Summary: Part 3 in a series on worshiping the Lord.
Worship as a Buffet
February 19, 2017
I would like to read a passage of scripture. It comes from the first book in the Bible, the book of Genesis and is found in chapter 18. God has just established His covenant with Abraham and the people of Israel, and God told Abraham that at 100, he and Sarah, 90, would be parents. Abraham promptly laughed.
1And the LORD appeared to him by the oaks of Mamre, as he sat at the door of his tent in the heat of the day.
2He lifted up his eyes and looked, and behold, three men were standing in front of him. When he saw them, he ran from the tent door to meet them and bowed himself to the earth
3and said, "O Lord, if I have found favor in your sight, do not pass by your servant. 4Let a little water be brought, and wash your feet, and rest yourselves under the tree,
5while I bring a morsel of bread, that you may refresh yourselves, and after that you may pass on — since you have come to your servant." So they said, "Do as you have said."
6And Abraham went quickly into the tent to Sarah and said, "Quick! Get 7 quarts of fine flour! Knead it, and make cakes."
7And Abraham ran to the herd and took a calf, tender and good, and gave it to a young man, who prepared it quickly.
8Then he took curds and milk and the calf that he had prepared, and set it before them. And he stood by them under the tree while they ate.
I want to make a confession . . . I love buffets! There you have it. There aren’t many buffets I don’t like. And once you get started, it’s hard to stop. I mean, you’ve paid for it all and now comes the time to dig in. I remember when Debbie and I went on a cruise, and we went to the midnight buffet. Now, that was fantastic, feed your face, then go to sleep and do it again the next day. We did pretty good at not gorging ourselves, but to watch the people who piled heavy foods on their plates, ugh, it was disgusting . . . but it looked so good.
So, what does this have to do with anything?
This morning I want to look at how we approach a buffet, and hopefully, I’ll link buffet eating to worship feasting!

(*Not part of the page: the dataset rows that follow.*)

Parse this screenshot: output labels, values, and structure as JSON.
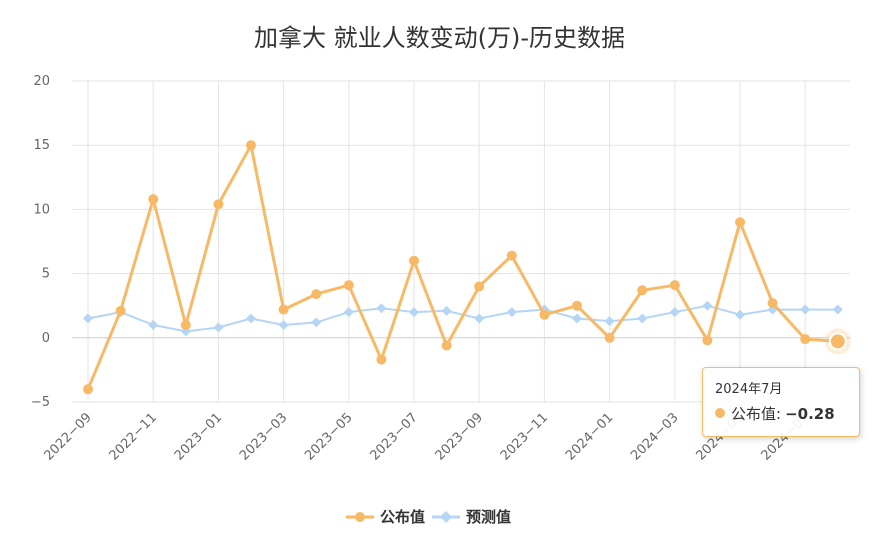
{
  "chart_data": {
    "type": "line",
    "title": "加拿大 就业人数变动(万)-历史数据",
    "x": [
      "2022-09",
      "2022-10",
      "2022-11",
      "2022-12",
      "2023-01",
      "2023-02",
      "2023-03",
      "2023-04",
      "2023-05",
      "2023-06",
      "2023-07",
      "2023-08",
      "2023-09",
      "2023-10",
      "2023-11",
      "2023-12",
      "2024-01",
      "2024-02",
      "2024-03",
      "2024-04",
      "2024-05",
      "2024-06",
      "2024-07",
      "2024-08"
    ],
    "x_tick_labels": [
      "2022-09",
      "2022-11",
      "2023-01",
      "2023-03",
      "2023-05",
      "2023-07",
      "2023-09",
      "2023-11",
      "2024-01",
      "2024-03",
      "2024-05",
      "2024-07"
    ],
    "ylim": [
      -5,
      20
    ],
    "y_ticks": [
      -5,
      0,
      5,
      10,
      15,
      20
    ],
    "grid": true,
    "legend_position": "bottom-center",
    "series": [
      {
        "name": "公布值",
        "color": "#f7b966",
        "marker": "circle",
        "values": [
          -4.0,
          2.1,
          10.8,
          1.0,
          10.4,
          15.0,
          2.2,
          3.4,
          4.1,
          -1.7,
          6.0,
          -0.6,
          4.0,
          6.4,
          1.8,
          2.5,
          0.0,
          3.7,
          4.1,
          -0.2,
          9.0,
          2.7,
          -0.1,
          -0.28
        ]
      },
      {
        "name": "预测值",
        "color": "#b5d5f5",
        "marker": "diamond",
        "values": [
          1.5,
          2.0,
          1.0,
          0.5,
          0.8,
          1.5,
          1.0,
          1.2,
          2.0,
          2.3,
          2.0,
          2.1,
          1.5,
          2.0,
          2.2,
          1.5,
          1.3,
          1.5,
          2.0,
          2.5,
          1.8,
          2.2,
          2.2,
          2.2
        ]
      }
    ]
  },
  "tooltip": {
    "date": "2024年7月",
    "series_label": "公布值:",
    "value": "−0.28"
  }
}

So, how do we approach a buffet? There are a few types of buffet eaters . . .
1. The picky eaters.
2. The I’m wearing blinders eaters.
3. The I know what I like, but tempt me, please.
4. The variety is the spice to life eaters.
Now, there’s really nothing wrong with any of these. I’m not here to criticize your buffet eating habits. If you want to know, I fall into the 3rd and 4th categories.
Worship is kind of like a buffet table - - -
When we come to worship we have certain expectations. We expect certain types of music, we expect a sermon, prayer, an offering, announcements, maybe even a corny joke or story for good measure and hopefully someone to welcome and say hello to us. That’s kind of our buffet table.
There are the picky eaters. They’re the ones who are more critical of what’s going on. At the buffet, they’re critical that the food isn’t hot enough, or the restaurant is out of a certain food, or it’s too hot or cold inside. That list can go on . . . and it’s the same at worship.
Picky worshipers are looking for certain aspects and are the first to criticize. It’s like the old American Bandstand and rating a new song. They find reasons to be critical of whatever. It may be different every week, but the criticism is there.
Then there are the blinder eaters. They want only certain things. They don’t want to see other options. Just give me what I came for, get rid of everything else, and I’ll be really happy.
These folks come into worship the same way. They want to hear a certain song or style of song, if they don’t hear it, they’re upset, they’re looking only for certain aspects of the worship and don’t care if anything else works or not, because their greatest concern is themselves. If they’re satisfied, everyone else should be.
Then, there are those who like to eat the usual food, but they also want to get tempted with something that’s a little different.
They’re the same way with worship. Keep things as they are, keep the usual things the same, but periodically, tempt me with something new. Maybe a new song, or a new way to preach, or a new way to do communion. Do it tastefully, and even if I don’t like it, I’ll appreciate the effort and won’t criticize.